Reports until 22:14, Monday 21 May 2018
H1 CDS (DAQ)
david.barker@LIGO.ORG - posted 22:14, Monday 21 May 2018 - last comment - 07:45, Tuesday 22 May 2018(42114)
RCG-3.4.2 upgrade summary

WP7578. Hugh, Jenne, Jonathan, Dave:

After upgrading the H1 models to RCG-3.4.2 and the front ends to Gentoo 3.0.8 we ran into a Dolphin network manager issue at 3pm PDT. Given the lateness of the hour, we decided to revert back to rcg-3.2/gentoo 2.6.34. All systems are now back with the exception of the HAM Seismic systems which are crashing on start-up. We will resolve this in the morning.

During the reversion process all three of the Gen-2 front end systems (h1suse[x,y], h1lsc0) lost connection with their IO Chassis and required a full system power cycle. This is unusual as recently only h1susex has infrequently required this type of reboot.

To revert, I restored the archived target directories, the IPC file, the original INI and PAR files for those systems whose code had changed and the DHCP service on h1boot.

 

Comments related to this report
keith.thorne@LIGO.ORG - 07:13, Tuesday 22 May 2018 (42115)
This is consistent with what was seen at LLO - see aLOG entries aLOG 38382, aLOG 28392, aLOG 38401.

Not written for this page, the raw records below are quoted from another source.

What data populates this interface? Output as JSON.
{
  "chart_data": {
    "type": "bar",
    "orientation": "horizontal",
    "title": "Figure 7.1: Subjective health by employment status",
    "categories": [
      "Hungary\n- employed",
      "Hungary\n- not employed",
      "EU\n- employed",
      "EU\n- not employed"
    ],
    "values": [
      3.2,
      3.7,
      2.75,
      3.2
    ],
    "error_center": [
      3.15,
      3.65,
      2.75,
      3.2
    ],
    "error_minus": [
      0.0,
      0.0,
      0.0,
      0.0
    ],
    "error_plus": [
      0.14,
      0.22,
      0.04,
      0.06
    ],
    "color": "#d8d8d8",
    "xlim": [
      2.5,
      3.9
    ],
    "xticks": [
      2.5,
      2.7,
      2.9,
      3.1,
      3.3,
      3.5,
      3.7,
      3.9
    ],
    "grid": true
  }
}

This issue snuck up on us because we had not rebooted front-ends for many, many months.  It is related to PCIe expansion fiber aging and newer front-ends (10-core Intel V2 from 2015, 6-core Intel V4 from 2018).  Not all fibers have the same degradation (i.e. l1susex was fine).  Also newer fibers from 2015 seem OK as well (i.e. l1susey is fine)

For diagnostics, I would swap fiber on h1susex or h1susey with a newer fiber, then take the old fiber to the DAQ test stand so we can try to repeat it there and see if some BIOS settings on the Intel V4 machines can get around it. 
david.barker@LIGO.ORG - 07:45, Tuesday 22 May 2018 (42116)

Looks like the HAM-ISI kernel objects from the latest target_archive do not match the latest in the RCG-3.2 build area. This suggests a clean make-install and restart should fix this problem. For a first try, we should think about removing the front end from the Dolphin fabric, otherwise if it were to fail it would take the corner station models down (as was happening yesterday).